En français dans le texte. Dix siècles de lumières par le livre, pp. 182-183.
« Parmentier’s earliest investigation, dating from about 1771 [Examen chimique des pommes de terre, 1773], concerned the chemical and nutritive constituents of the potato. This research was soon broadened to include a large number of indigenous plants which he recommended as food in times of scarcity and famine, ascribing their nutritive value to their starch contents. Of all these plants it was the potato that most interested Parmentier, and it is unfortunate that his long and successful campaign to popularize the cultivation and use of the potato in France as a cheap and abundant source of food has tended to obscure his other accomplishments in food chemistry and nutrition” (DSB).
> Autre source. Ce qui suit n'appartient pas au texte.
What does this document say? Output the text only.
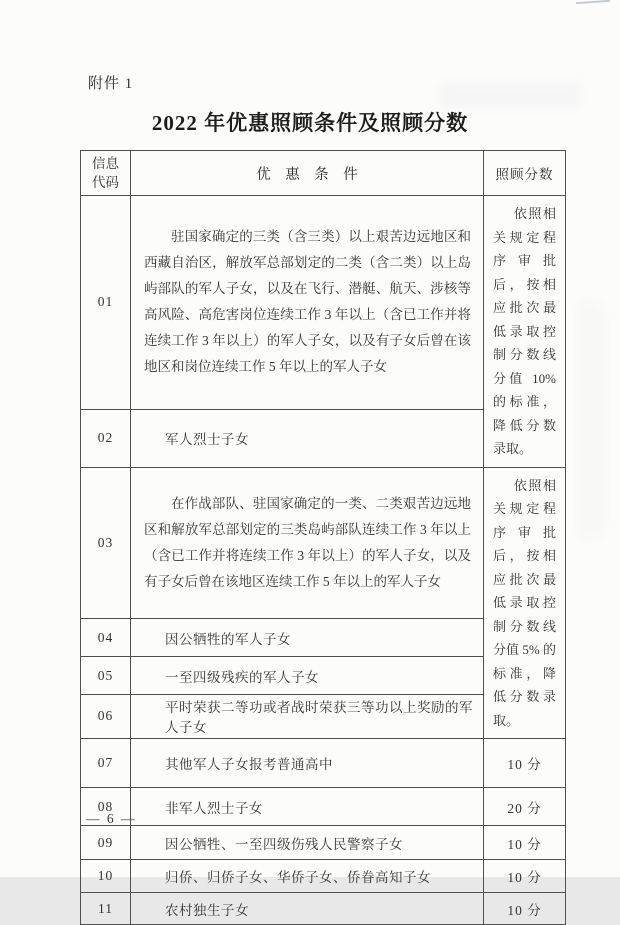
附件 1
2022 年优惠照顾条件及照顾分数
信息
代码	优　惠　条　件	照顾分数
01	驻国家确定的三类（含三类）以上艰苦边远地区和西藏自治区，解放军总部划定的二类（含二类）以上岛屿部队的军人子女，以及在飞行、潜艇、航天、涉核等高风险、高危害岗位连续工作 3 年以上（含已工作并将连续工作 3 年以上）的军人子女，以及有子女后曾在该地区和岗位连续工作 5 年以上的军人子女	依照相关规定程序审批后，按相应批次最低录取控制分数线分值 10% 的标准，降低分数录取。
02	军人烈士子女	
03	在作战部队、驻国家确定的一类、二类艰苦边远地区和解放军总部划定的三类岛屿部队连续工作 3 年以上（含已工作并将连续工作 3 年以上）的军人子女，以及有子女后曾在该地区连续工作 5 年以上的军人子女	依照相关规定程序审批后，按相应批次最低录取控制分数线分值 5% 的标准，降低分数录取。
04	因公牺牲的军人子女	
05	一至四级残疾的军人子女	
06	平时荣获二等功或者战时荣获三等功以上奖励的军人子女	
07	其他军人子女报考普通高中	10 分
08	非军人烈士子女	20 分
09	因公牺牲、一至四级伤残人民警察子女	10 分
10	归侨、归侨子女、华侨子女、侨眷高知子女	10 分
11	农村独生子女	10 分
— 6 —
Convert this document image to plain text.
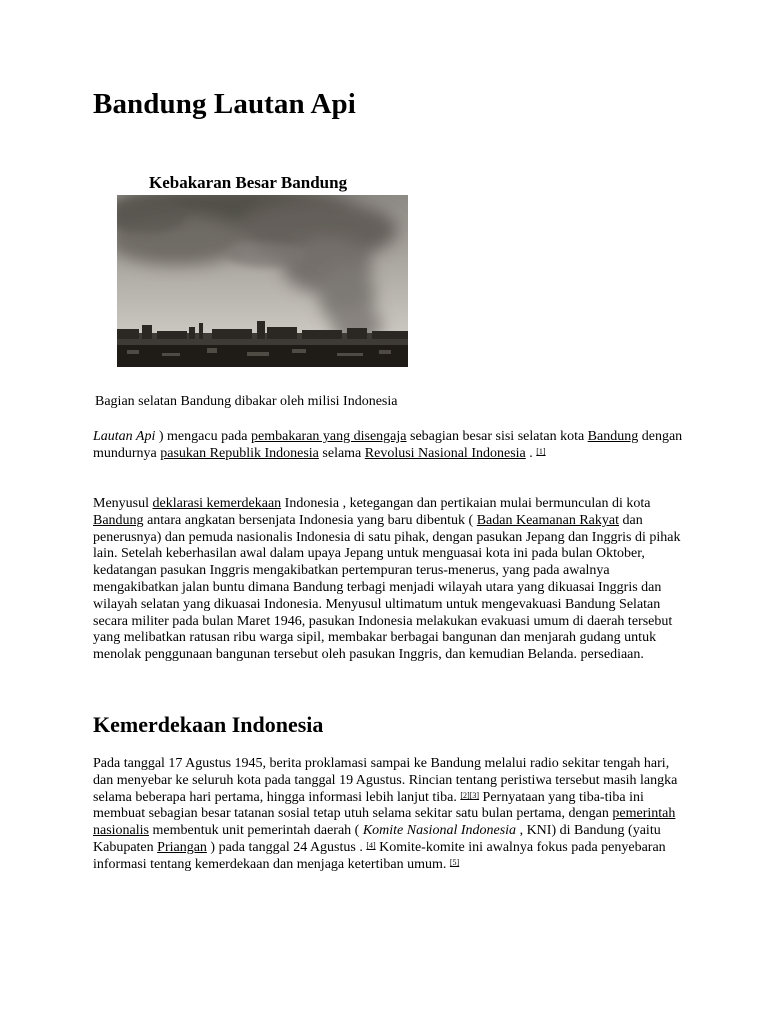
Bandung Lautan Api
Kebakaran Besar Bandung
Bagian selatan Bandung dibakar oleh milisi Indonesia

Lautan Api ) mengacu pada pembakaran yang disengaja sebagian besar sisi selatan kota Bandung dengan mundurnya pasukan Republik Indonesia selama Revolusi Nasional Indonesia . [1]

Menyusul deklarasi kemerdekaan Indonesia , ketegangan dan pertikaian mulai bermunculan di kota Bandung antara angkatan bersenjata Indonesia yang baru dibentuk ( Badan Keamanan Rakyat dan penerusnya) dan pemuda nasionalis Indonesia di satu pihak, dengan pasukan Jepang dan Inggris di pihak lain. Setelah keberhasilan awal dalam upaya Jepang untuk menguasai kota ini pada bulan Oktober, kedatangan pasukan Inggris mengakibatkan pertempuran terus-menerus, yang pada awalnya mengakibatkan jalan buntu dimana Bandung terbagi menjadi wilayah utara yang dikuasai Inggris dan wilayah selatan yang dikuasai Indonesia. Menyusul ultimatum untuk mengevakuasi Bandung Selatan secara militer pada bulan Maret 1946, pasukan Indonesia melakukan evakuasi umum di daerah tersebut yang melibatkan ratusan ribu warga sipil, membakar berbagai bangunan dan menjarah gudang untuk menolak penggunaan bangunan tersebut oleh pasukan Inggris, dan kemudian Belanda. persediaan.

Kemerdekaan Indonesia

Pada tanggal 17 Agustus 1945, berita proklamasi sampai ke Bandung melalui radio sekitar tengah hari, dan menyebar ke seluruh kota pada tanggal 19 Agustus. Rincian tentang peristiwa tersebut masih langka selama beberapa hari pertama, hingga informasi lebih lanjut tiba. [2][3] Pernyataan yang tiba-tiba ini membuat sebagian besar tatanan sosial tetap utuh selama sekitar satu bulan pertama, dengan pemerintah nasionalis membentuk unit pemerintah daerah ( Komite Nasional Indonesia , KNI) di Bandung (yaitu Kabupaten Priangan ) pada tanggal 24 Agustus . [4] Komite-komite ini awalnya fokus pada penyebaran informasi tentang kemerdekaan dan menjaga ketertiban umum. [5]
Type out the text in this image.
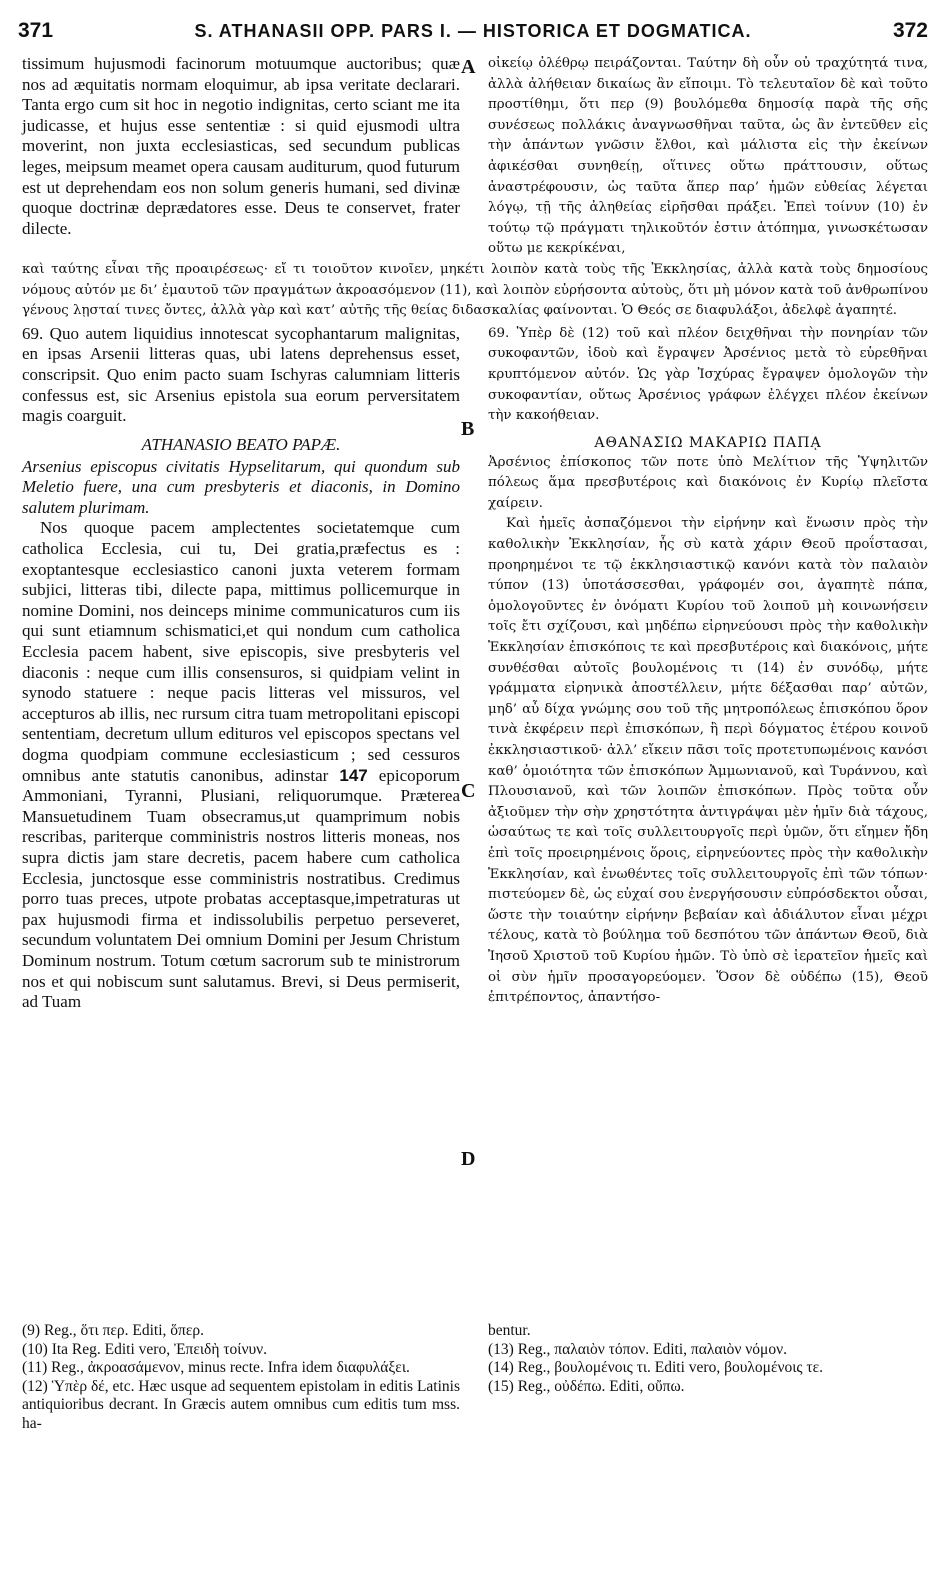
371	S. ATHANASII OPP. PARS I. — HISTORICA ET DOGMATICA.	372
A
B
C
D

tissimum hujusmodi facinorum motuumque auctoribus; quæ nos ad æquitatis normam eloquimur, ab ipsa veritate declarari. Tanta ergo cum sit hoc in negotio indignitas, certo sciant me ita judicasse, et hujus esse sententiæ : si quid ejusmodi ultra moverint, non juxta ecclesiasticas, sed secundum publicas leges, meipsum meamet opera causam auditurum, quod futurum est ut deprehendam eos non solum generis humani, sed divinæ quoque doctrinæ deprædatores esse. Deus te conservet, frater dilecte.

οἰκείῳ ὀλέθρῳ πειράζονται. Ταύτην δὴ οὖν οὐ τραχύτητά τινα, ἀλλὰ ἀλήθειαν δικαίως ἂν εἴποιμι. Τὸ τελευταῖον δὲ καὶ τοῦτο προστίθημι, ὅτι περ (9) βουλόμεθα δημοσίᾳ παρὰ τῆς σῆς συνέσεως πολλάκις ἀναγνωσθῆναι ταῦτα, ὡς ἂν ἐντεῦθεν εἰς τὴν ἁπάντων γνῶσιν ἔλθοι, καὶ μάλιστα εἰς τὴν ἐκείνων ἀφικέσθαι συνηθείῃ, οἵτινες οὕτω πράττουσιν, οὕτως ἀναστρέφουσιν, ὡς ταῦτα ἅπερ παρ’ ἡμῶν εὐθείας λέγεται λόγῳ, τῇ τῆς ἀληθείας εἰρῆσθαι πράξει. Ἐπεὶ τοίνυν (10) ἐν τούτῳ τῷ πράγματι τηλικοῦτόν ἐστιν ἀτόπημα, γινωσκέτωσαν οὕτω με κεκρίκέναι,

καὶ ταύτης εἶναι τῆς προαιρέσεως· εἴ τι τοιοῦτον κινοῖεν, μηκέτι λοιπὸν κατὰ τοὺς τῆς Ἐκκλησίας, ἀλλὰ κατὰ τοὺς δημοσίους νόμους αὐτόν με δι’ ἐμαυτοῦ τῶν πραγμάτων ἀκροασόμενον (11), καὶ λοιπὸν εὑρήσοντα αὐτοὺς, ὅτι μὴ μόνον κατὰ τοῦ ἀνθρωπίνου γένους λῃσταί τινες ὄντες, ἀλλὰ γὰρ καὶ κατ’ αὐτῆς τῆς θείας διδασκαλίας φαίνονται. Ὁ Θεός σε διαφυλάξοι, ἀδελφὲ ἀγαπητέ.

69. Quo autem liquidius innotescat sycophantarum malignitas, en ipsas Arsenii litteras quas, ubi latens deprehensus esset, conscripsit. Quo enim pacto suam Ischyras calumniam litteris confessus est, sic Arsenius epistola sua eorum perversitatem magis coarguit.

69. Ὑπὲρ δὲ (12) τοῦ καὶ πλέον δειχθῆναι τὴν πονηρίαν τῶν συκοφαντῶν, ἰδοὺ καὶ ἔγραψεν Ἀρσένιος μετὰ τὸ εὑρεθῆναι κρυπτόμενον αὐτόν. Ὡς γὰρ Ἰσχύρας ἔγραψεν ὁμολογῶν τὴν συκοφαντίαν, οὕτως Ἀρσένιος γράφων ἐλέγχει πλέον ἐκείνων τὴν κακοήθειαν.

ATHANASIO BEATO PAPÆ.

Arsenius episcopus civitatis Hypselitarum, qui quondum sub Meletio fuere, una cum presbyteris et diaconis, in Domino salutem plurimam.

Nos quoque pacem amplectentes societatemque cum catholica Ecclesia, cui tu, Dei gratia,præfectus es : exoptantesque ecclesiastico canoni juxta veterem formam subjici, litteras tibi, dilecte papa, mittimus pollicemurque in nomine Domini, nos deinceps minime communicaturos cum iis qui sunt etiamnum schismatici,et qui nondum cum catholica Ecclesia pacem habent, sive episcopis, sive presbyteris vel diaconis : neque cum illis consensuros, si quidpiam velint in synodo statuere : neque pacis litteras vel missuros, vel accepturos ab illis, nec rursum citra tuam metropolitani episcopi sententiam, decretum ullum edituros vel episcopos spectans vel dogma quodpiam commune ecclesiasticum ; sed cessuros omnibus ante statutis canonibus, adinstar 147 epicoporum Ammoniani, Tyranni, Plusiani, reliquorumque. Præterea Mansuetudinem Tuam obsecramus,ut quamprimum nobis rescribas, pariterque comministris nostros litteris moneas, nos supra dictis jam stare decretis, pacem habere cum catholica Ecclesia, junctosque esse comministris nostratibus. Credimus porro tuas preces, utpote probatas acceptasque,impetraturas ut pax hujusmodi firma et indissolubilis perpetuo perseveret, secundum voluntatem Dei omnium Domini per Jesum Christum Dominum nostrum. Totum cœtum sacrorum sub te ministrorum nos et qui nobiscum sunt salutamus. Brevi, si Deus permiserit, ad Tuam

ΑΘΑΝΑΣΙΩ ΜΑΚΑΡΙΩ ΠΑΠᾼ

Ἀρσένιος ἐπίσκοπος τῶν ποτε ὑπὸ Μελίτιον τῆς Ὑψηλιτῶν πόλεως ἅμα πρεσβυτέροις καὶ διακόνοις ἐν Κυρίῳ πλεῖστα χαίρειν.

Καὶ ἡμεῖς ἀσπαζόμενοι τὴν εἰρήνην καὶ ἕνωσιν πρὸς τὴν καθολικὴν Ἐκκλησίαν, ἧς σὺ κατὰ χάριν Θεοῦ προΐστασαι, προηρημένοι τε τῷ ἐκκλησιαστικῷ κανόνι κατὰ τὸν παλαιὸν τύπον (13) ὑποτάσσεσθαι, γράφομέν σοι, ἀγαπητὲ πάπα, ὁμολογοῦντες ἐν ὀνόματι Κυρίου τοῦ λοιποῦ μὴ κοινωνήσειν τοῖς ἔτι σχίζουσι, καὶ μηδέπω εἰρηνεύουσι πρὸς τὴν καθολικὴν Ἐκκλησίαν ἐπισκόποις τε καὶ πρεσβυτέροις καὶ διακόνοις, μήτε συνθέσθαι αὐτοῖς βουλομένοις τι (14) ἐν συνόδῳ, μήτε γράμματα εἰρηνικὰ ἀποστέλλειν, μήτε δέξασθαι παρ’ αὐτῶν, μηδ’ αὖ δίχα γνώμης σου τοῦ τῆς μητροπόλεως ἐπισκόπου ὅρον τινὰ ἐκφέρειν περὶ ἐπισκόπων, ἢ περὶ δόγματος ἑτέρου κοινοῦ ἐκκλησιαστικοῦ· ἀλλ’ εἴκειν πᾶσι τοῖς προτετυπωμένοις κανόσι καθ’ ὁμοιότητα τῶν ἐπισκόπων Ἀμμωνιανοῦ, καὶ Τυράννου, καὶ Πλουσιανοῦ, καὶ τῶν λοιπῶν ἐπισκόπων. Πρὸς τοῦτα οὖν ἀξιοῦμεν τὴν σὴν χρηστότητα ἀντιγράψαι μὲν ἡμῖν διὰ τάχους, ὡσαύτως τε καὶ τοῖς συλλειτουργοῖς περὶ ὑμῶν, ὅτι εἴημεν ἤδη ἐπὶ τοῖς προειρημένοις ὅροις, εἰρηνεύοντες πρὸς τὴν καθολικὴν Ἐκκλησίαν, καὶ ἑνωθέντες τοῖς συλλειτουργοῖς ἐπὶ τῶν τόπων· πιστεύομεν δὲ, ὡς εὐχαί σου ἐνεργήσουσιν εὐπρόσδεκτοι οὖσαι, ὥστε τὴν τοιαύτην εἰρήνην βεβαίαν καὶ ἀδιάλυτον εἶναι μέχρι τέλους, κατὰ τὸ βούλημα τοῦ δεσπότου τῶν ἁπάντων Θεοῦ, διὰ Ἰησοῦ Χριστοῦ τοῦ Κυρίου ἡμῶν. Τὸ ὑπὸ σὲ ἱερατεῖον ἡμεῖς καὶ οἱ σὺν ἡμῖν προσαγορεύομεν. Ὅσον δὲ οὐδέπω (15), Θεοῦ ἐπιτρέποντος, ἀπαντήσο-

(9) Reg., ὅτι περ. Editi, ὅπερ.

(10) Ita Reg. Editi vero, Ἐπειδὴ τοίνυν.

(11) Reg., ἀκροασάμενον, minus recte. Infra idem διαφυλάξει.

(12) Ὑπὲρ δέ, etc. Hæc usque ad sequentem epistolam in editis Latinis antiquioribus decrant. In Græcis autem omnibus cum editis tum mss. ha-

bentur.

(13) Reg., παλαιὸν τόπον. Editi, παλαιὸν νόμον.

(14) Reg., βουλομένοις τι. Editi vero, βουλομένοις τε.

(15) Reg., οὐδέπω. Editi, οὔπω.
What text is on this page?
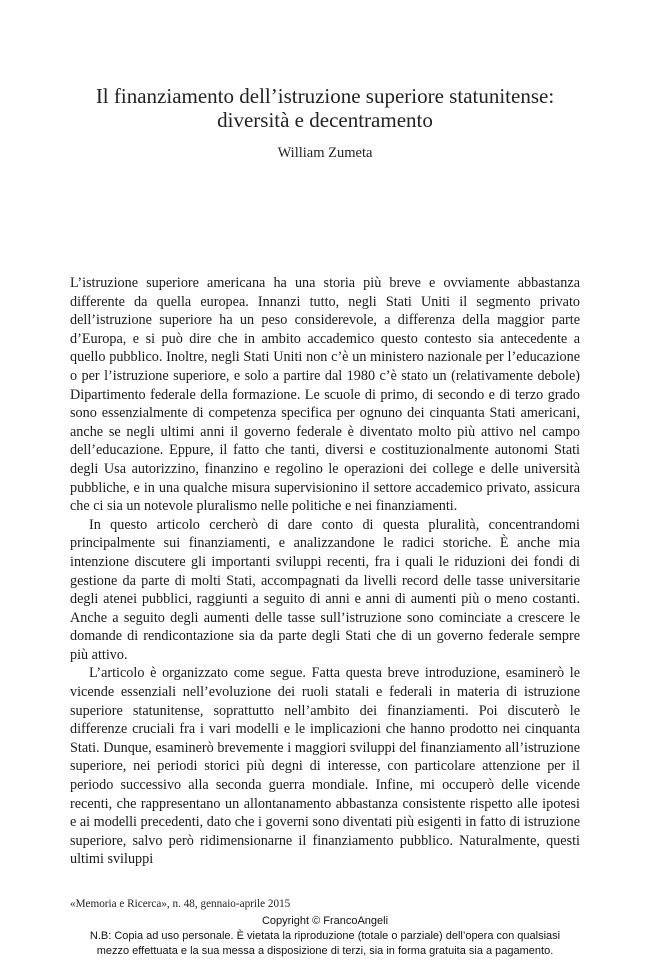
Il finanziamento dell’istruzione superiore statunitense:
diversità e decentramento
William Zumeta

L’istruzione superiore americana ha una storia più breve e ovviamente abbastanza differente da quella europea. Innanzi tutto, negli Stati Uniti il segmento privato dell’istruzione superiore ha un peso considerevole, a differenza della maggior parte d’Europa, e si può dire che in ambito accademico questo contesto sia antecedente a quello pubblico. Inoltre, negli Stati Uniti non c’è un ministero nazionale per l’educazione o per l’istruzione superiore, e solo a partire dal 1980 c’è stato un (relativamente debole) Dipartimento federale della formazione. Le scuole di primo, di secondo e di terzo grado sono essenzialmente di competenza specifica per ognuno dei cinquanta Stati americani, anche se negli ultimi anni il governo federale è diventato molto più attivo nel campo dell’educazione. Eppure, il fatto che tanti, diversi e costituzionalmente autonomi Stati degli Usa autorizzino, finanzino e regolino le operazioni dei college e delle università pubbliche, e in una qualche misura supervisionino il settore accademico privato, assicura che ci sia un notevole pluralismo nelle politiche e nei finanziamenti.

In questo articolo cercherò di dare conto di questa pluralità, concentrandomi principalmente sui finanziamenti, e analizzandone le radici storiche. È anche mia intenzione discutere gli importanti sviluppi recenti, fra i quali le riduzioni dei fondi di gestione da parte di molti Stati, accompagnati da livelli record delle tasse universitarie degli atenei pubblici, raggiunti a seguito di anni e anni di aumenti più o meno costanti. Anche a seguito degli aumenti delle tasse sull’istruzione sono cominciate a crescere le domande di rendicontazione sia da parte degli Stati che di un governo federale sempre più attivo.

L’articolo è organizzato come segue. Fatta questa breve introduzione, esaminerò le vicende essenziali nell’evoluzione dei ruoli statali e federali in materia di istruzione superiore statunitense, soprattutto nell’ambito dei finanziamenti. Poi discuterò le differenze cruciali fra i vari modelli e le implicazioni che hanno prodotto nei cinquanta Stati. Dunque, esaminerò brevemente i maggiori sviluppi del finanziamento all’istruzione superiore, nei periodi storici più degni di interesse, con particolare attenzione per il periodo successivo alla seconda guerra mondiale. Infine, mi occuperò delle vicende recenti, che rappresentano un allontanamento abbastanza consistente rispetto alle ipotesi e ai modelli precedenti, dato che i governi sono diventati più esigenti in fatto di istruzione superiore, salvo però ridimensionarne il finanziamento pubblico. Naturalmente, questi ultimi sviluppi

«Memoria e Ricerca», n. 48, gennaio-aprile 2015
Copyright © FrancoAngeli
N.B: Copia ad uso personale. È vietata la riproduzione (totale o parziale) dell’opera con qualsiasi
mezzo effettuata e la sua messa a disposizione di terzi, sia in forma gratuita sia a pagamento.
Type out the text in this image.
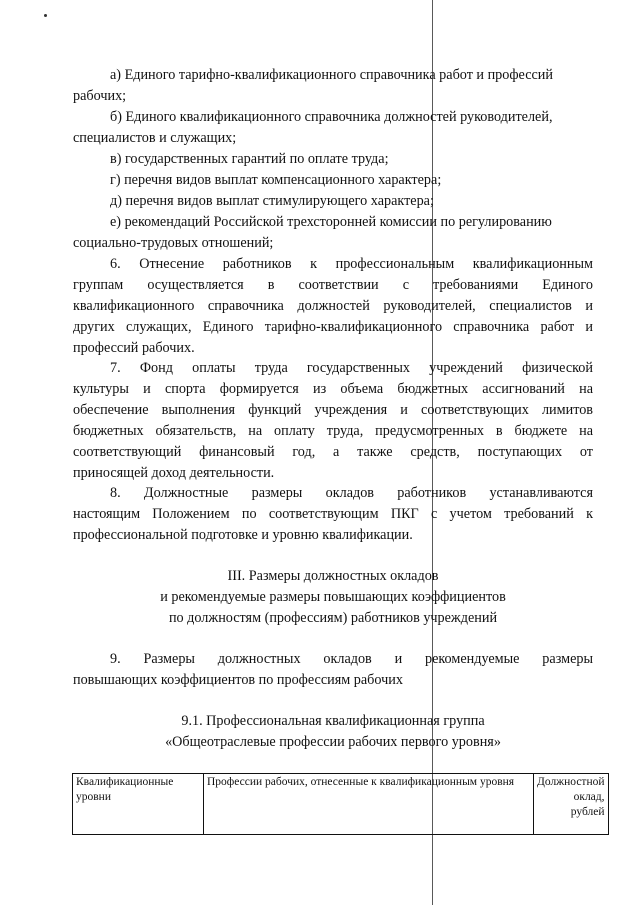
а) Единого тарифно-квалификационного справочника работ и профессий
рабочих;
б) Единого квалификационного справочника должностей руководителей,
специалистов и служащих;
в) государственных гарантий по оплате труда;
г) перечня видов выплат компенсационного характера;
д) перечня видов выплат стимулирующего характера;
е) рекомендаций Российской трехсторонней комиссии по регулированию
социально-трудовых отношений;
6. Отнесение работников к профессиональным квалификационным
группам осуществляется в соответствии с требованиями Единого
квалификационного справочника должностей руководителей, специалистов и
других служащих, Единого тарифно-квалификационного справочника работ и
профессий рабочих.
7. Фонд оплаты труда государственных учреждений физической
культуры и спорта формируется из объема бюджетных ассигнований на
обеспечение выполнения функций учреждения и соответствующих лимитов
бюджетных обязательств, на оплату труда, предусмотренных в бюджете на
соответствующий финансовый год, а также средств, поступающих от
приносящей доход деятельности.
8. Должностные размеры окладов работников устанавливаются
настоящим Положением по соответствующим ПКГ с учетом требований к
профессиональной подготовке и уровню квалификации.
III. Размеры должностных окладов
и рекомендуемые размеры повышающих коэффициентов
по должностям (профессиям) работников учреждений
9. Размеры должностных окладов и рекомендуемые размеры
повышающих коэффициентов по профессиям рабочих
9.1. Профессиональная квалификационная группа
«Общеотраслевые профессии рабочих первого уровня»
Квалификационные уровни	Профессии рабочих, отнесенные к квалификационным уровня	Должностной оклад, рублей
“In 1789 the Bastille fell. At the same time, people became aware of the usefulness of the potato. Parmentier’s treatise on growing and cooking potatoes was in all good Republican bookshops. It is likely that those providential tubers might have had to wait even longer to get into the recipe books but for war and famine, themselves a recipe for disaster. Parmentier, an army pharmacist, had long been doing his best to explain to the nation that there was nothing like the potato for lining the stomach. Since returning from captivity in 1763, after the Seven Year’s War, he had devoted his energies to promoting it. Antoine-Auguste had eaten the strange tuber in his Westphalian prisoner-of war-camp. The Germans of Westphalia called it Kartoffel, and regarded it as good only for pigs and therefore, a fortiori, for French prisoners” (Toussaint-Samat, A History of Food, p. 717).
Bel et précieux exemplaire provenant de la bibliothèque du comte Frédéric de Pourtales, avec ex-libris armorié.
A été relié dans l’exemplaire un extrait du Journal de Paris du 7 janvier 1789 publiant une lettre de Parmentier s’inquiétant du froid de l’hiver qui aurait nui aux récoltes de pommes de terre et donnant une recette de pain à base de farine et de pomme de terre.